0. Preface
In view of the past two years (2020, 2021), implicit rendering technology is very popular (represented by NeRF and GRAFFE), and because this implicit rendering requires a little bit of rendering foundation, and compared with normal CV The task is not very easy to understand. In order to facilitate everyone's learning and understanding, I will take the NeRF ( Neural Radiance Field ) of ECCV2020 [1]
as an example to conduct a detailed analysis of it at the code level ( [3]
implementation based on pytorch3d). I hope it will be helpful to friends in need. .
- Updated on 2022.12.23
This blog only introduces the most basic NeRF. A lot of new work has been released in recent years. If you need a more systematic and complete introductory learning course, the recommended specialized course: Neural深蓝学院
Radiation Field (NeRF) series sharing
1. What is NeRF
According to the official project [1]
, NeRF is essentially constructing an implicit rendering process whose input is the position of the light emitted from a certain angle of view ooo ,directionddd andthe corresponding coordinatesx, y, zx,y,zx,y,z . Through the neural radiation fieldF θ F_{\theta}Fi, obtain the volume density and color, and finally render the final image through volumeteric rendering .
Regarding the passing position, direction d \mathbf{d}d and coordinatex \mathbf{x}x maps to volume densityσ \sigmaσ and colorc \mathbf{c}The equation of c , the more formal expression is as follows (来自nerf论文
):
This involves a lot of concepts related to rendering, such as: What is light? How was it launched? What is the direction? For a given picture from any perspective, how should we render it according to this process?
The picture below comes from Professor Geiger of the University of Tübingen [2]
(he is also the instructor of the best paper of CVPR2021!). Taking this as an grid_sampler
example (I will talk about this grid_sampler
later), we start from each position of the image and emit a ray: o + tdo +tdo+t d .
As you can see from the above picture,the blue ball(or[1]
the black ball in the picture) is the direction of the light, according to differentttt (can be understood as depth) pointssampled, and the final content input into the network is actually theposition encoding γ \gammaThe coordinates x, y, zx,y,zof these blue points of γ (positional encoding)x,y,z and directionddd。
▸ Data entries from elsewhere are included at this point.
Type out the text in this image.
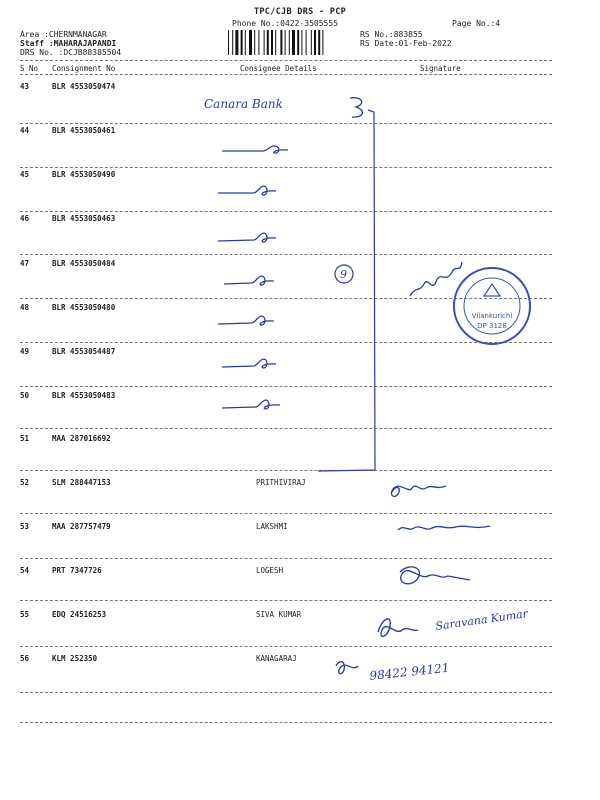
TPC/CJB DRS - PCP
Phone No.:0422-3505555	Page No.:4
Area :CHERNMANAGAR
Staff :MAHARAJAPANDI
DRS No. :DCJB88385504
RS No.:883855
RS Date:01-Feb-2022
S No Consignment No	Consignee Details	Signature
43	BLR 4553050474
44	BLR 4553050461
45	BLR 4553050490
46	BLR 4553050463
47	BLR 4553050484
48	BLR 4553050480
49	BLR 4553054487
50	BLR 4553050483
51	MAA 287016692
52	SLM 288447153	PRITHIVIRAJ
53	MAA 287757479	LAKSHMI
54	PRT 7347726	LOGESH
55	EDQ 24516253	SIVA KUMAR
56	KLM 252350	KANAGARAJ
Canara Bank
9
Vilankurichi
DP 3128
Saravana Kumar
98422 94121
Next, after passing through the neural radiation field F θ F_{\theta}FiAfter processing, we got the color c \mathbf{c} of each ballc and densityσ \sigmaσ (the color is different~), then rendering can be performed according to the mechanism of volumetric rendering.
The visualization effect of rendering is as follows. I personally feel that it is very intuitive. I will not expand on the specific theory of volume rendering here. The main purpose of this blog is to introduce every aspect of the code involved in NeRF.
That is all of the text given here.